Haramoyo
Haramoyo

Reputation: 35

Performance of custom bitwise vs native CPU operations

everyone! I have been trying to create my own big integer class for RSA implementation in C++ (for practice purposes only). The only way I see such thing to be implemented well in terms of performance is by using C++'s built-in bitwise operations (&|^), meaning implementing custom full-adders for addition, binary multipliers for multiplication, etc.
The thing I am interested in can be formulated as follows: would custom-made emulators of hardware circuits for number arithmetic (like full-adders, multipliers) using bitwise C++ operations be slower in terms of performance. In other words, if I make my own unsigned integer class of the size of 64 bits, and make it "ideal" in terms of number of bitwise operations needed to perform addition, multiplication, division on it, can it have the same performance as built-in unsigned long long?
Can it be implemented to be this fast with any programming language at all or you never will be able to make any operation faster than those in CPUs' intrinsic instruction set?
Please note that I am not interested in answers regarding implementations of RSA, but only in performance comparison of native and hand-made arithmetic.
Thank you in advance!

Upvotes: 0

Views: 145

Answers (2)

user555045
user555045

Reputation: 64913

Software implementations cannot even come close to arithmetic circuits that are typically used in hardware. It's not even a question of benchmarking or of different results depending on the system (assuming we're talking about hardware that isn't prehistoric), it's a hands-down win for hardware circuits, guaranteed, every time, by a huge factor. A big difference between hardware and software is this: hardware has almost unlimited parallelism, so the number of bit-operations doesn't matter as much, speed depends primarily on the "depth" of a circuit. Software also has parallelism, but it's very limited.

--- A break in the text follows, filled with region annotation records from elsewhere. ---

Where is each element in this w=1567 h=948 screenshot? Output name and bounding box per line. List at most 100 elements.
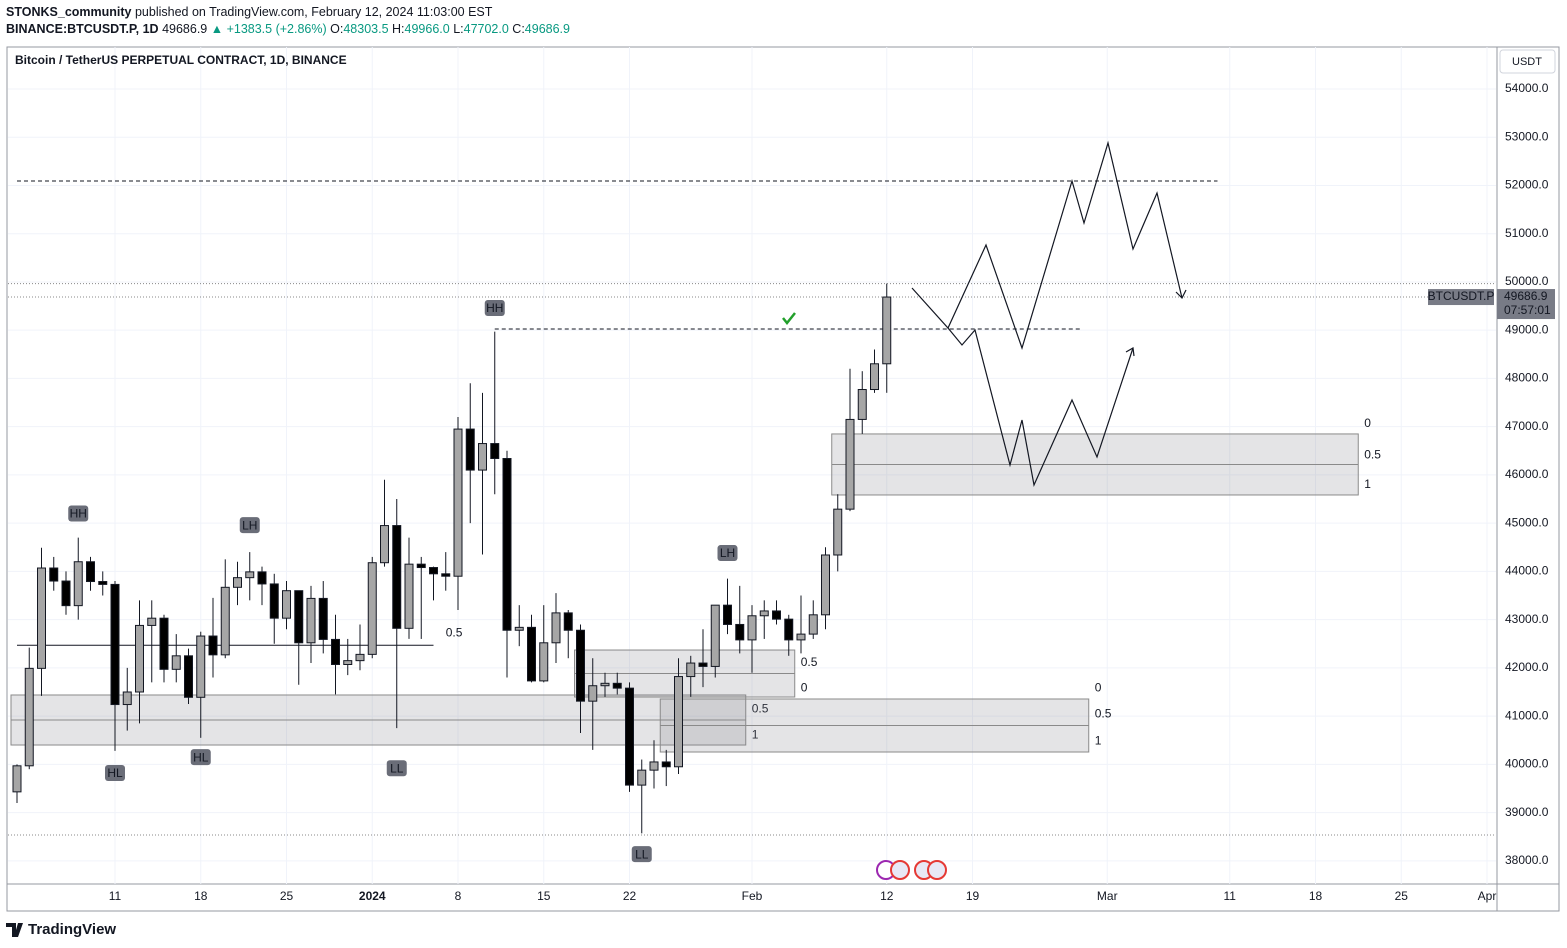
pivot-badge (717, 545, 738, 562)
currency-button[interactable] (1499, 49, 1556, 74)
zone-label: 0.5 (801, 655, 818, 669)
candle-body (343, 660, 353, 665)
pivot-badge (190, 749, 211, 766)
candle-body (747, 615, 757, 641)
y-tick-label: 46000.0 (1505, 467, 1549, 481)
y-tick-label: 53000.0 (1505, 129, 1549, 143)
candle-body (845, 418, 855, 510)
pivot-label: HL (193, 750, 209, 764)
ohlc-value: 49966.0 (405, 22, 450, 36)
pivot-label: HL (107, 766, 123, 780)
published: published on TradingView.com, February 1… (135, 5, 493, 19)
candle-body (759, 610, 769, 617)
x-tick-label: 12 (880, 889, 894, 903)
y-tick-label: 50000.0 (1505, 274, 1549, 288)
x-tick-label: Feb (742, 889, 763, 903)
candle-body (110, 583, 120, 706)
candle-body (490, 443, 500, 460)
x-tick-label: 19 (966, 889, 980, 903)
symbol: BINANCE:BTCUSDT.P, 1D (6, 22, 159, 36)
candle-body (208, 635, 218, 656)
candle-body (821, 554, 830, 616)
pivot-badge (631, 846, 652, 863)
candle-body (465, 428, 475, 471)
x-tick-label: 8 (455, 889, 462, 903)
ohlc-key: H: (392, 22, 405, 36)
pivot-badge (105, 765, 125, 782)
brand-logo (6, 923, 23, 937)
y-tick-label: 49000.0 (1505, 322, 1549, 336)
candle-body (625, 687, 634, 786)
pivot-badge (386, 760, 407, 777)
candle-body (612, 682, 622, 689)
zone-label: 1 (1095, 733, 1102, 747)
candle-body (98, 581, 108, 585)
pivot-label: LL (390, 761, 404, 775)
author-line: STONKS_community published on TradingVie… (6, 5, 493, 19)
candle-body (355, 653, 365, 662)
projection-paths (911, 140, 1187, 488)
currency[interactable]: USDT (1512, 56, 1542, 68)
candle-body (784, 618, 794, 641)
projection-up (911, 140, 1183, 350)
candle-body (723, 604, 732, 625)
candle-body (159, 617, 169, 670)
chart-frame (6, 46, 1560, 912)
brand-name: TradingView (28, 921, 116, 938)
author: STONKS_community (6, 5, 132, 19)
candle-body (698, 662, 708, 667)
event-icon (890, 860, 910, 880)
symbol-line: BINANCE:BTCUSDT.P, 1D 49686.9 ▲ +1383.5 … (6, 22, 570, 36)
ohlc-value: 48303.5 (343, 22, 388, 36)
candle-body (453, 428, 463, 577)
y-tick-label: 43000.0 (1505, 612, 1549, 626)
zone-label: 0 (1364, 416, 1371, 430)
candle-body (404, 563, 414, 629)
candle-body (539, 642, 549, 682)
candle-body (808, 614, 818, 635)
candle-body (306, 597, 316, 644)
candle-body (882, 296, 892, 365)
candle-body (661, 761, 671, 768)
candle-body (674, 676, 683, 768)
pivot-label: LH (720, 546, 735, 560)
chart-title: Bitcoin / TetherUS PERPETUAL CONTRACT, 1… (15, 53, 347, 67)
candle-body (735, 623, 745, 641)
zone-label: 0.5 (1095, 706, 1112, 720)
candle-body (122, 691, 132, 706)
levels (8, 180, 1496, 836)
x-tick-label: 22 (623, 889, 637, 903)
candle-body (527, 626, 536, 682)
candle-body (12, 765, 22, 793)
last-price: 49686.9 (162, 22, 207, 36)
candle-body (282, 590, 291, 619)
candle-body (380, 525, 389, 564)
candle-body (294, 590, 304, 644)
x-tick-label: 25 (280, 889, 294, 903)
candle-body (686, 662, 696, 678)
brand: TradingView (6, 921, 116, 938)
y-tick-label: 41000.0 (1505, 708, 1549, 722)
candle-body (233, 577, 242, 588)
pivot-label: HH (486, 301, 503, 315)
ohlc-key: C: (512, 22, 525, 36)
x-tick-label: 11 (1224, 889, 1237, 903)
candle-body (563, 612, 573, 631)
ohlc-value: 49686.9 (525, 22, 570, 36)
pivot-badge (68, 505, 89, 522)
candle-body (86, 561, 95, 583)
candle-body (600, 682, 610, 687)
pivot-badge (484, 299, 505, 316)
candle-body (796, 633, 806, 641)
y-tick-label: 38000.0 (1505, 853, 1549, 867)
candle-body (429, 567, 438, 575)
y-tick-label: 47000.0 (1505, 419, 1549, 433)
candle-body (870, 363, 879, 391)
candle-body (367, 562, 377, 655)
arrow-head (1125, 347, 1135, 357)
candle-body (49, 567, 59, 582)
ohlc-key: O: (330, 22, 343, 36)
x-tick-label: 2024 (359, 889, 386, 903)
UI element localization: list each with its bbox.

Consider a typical fast multiplier, as used in modern hardware. They're based on some parallel reduction scheme, such as a Dadda multiplier (the actual circuit doesn't necessarily follow Dadda's algorithm to the letter, but it's going to use a similar parallel reduction). Hardware has almost unlimited parallelism to do that parallel reduction with. As a result, 64bit multiplication takes 3 cycles on many modern machines (not all of them, but for example both Apple M1 and all current Intel and AMD x64 processors). Granted, in 3 cycles you could squeeze more than 3 bitwise operations, but it's just not even a contest - you cannot implement multiplication in just a handful of bitwise operations.

Even just addition is already unbeatable. It's already as fast as bitwise operations are, or perhaps more accurately, bitwise operations are as slow as addition is. The time a bitwise operation takes at the software level has little to do with the latency of the corresponding gate, it's more a property of how the processor was designed in general. By the way you may also be interested in this other question: Why is addition as fast as bit-wise operations in modern processors?

Upvotes: 3

Tzig
Tzig

Reputation: 851

As said by P Kramer in his comment, it totally depends on your system, instruction set and compiler, modern compilers are pretty good at finding optimizations for your specific CPU when you ask them to but it's completely impossible to know if they'll do as good as/better than the native instruction through theory only.

As usual in this case, I suggest A/B testing (don't forget to use -march and -mtune if using gcc/clang) to check which implementation is the fastest on your machine and by how much.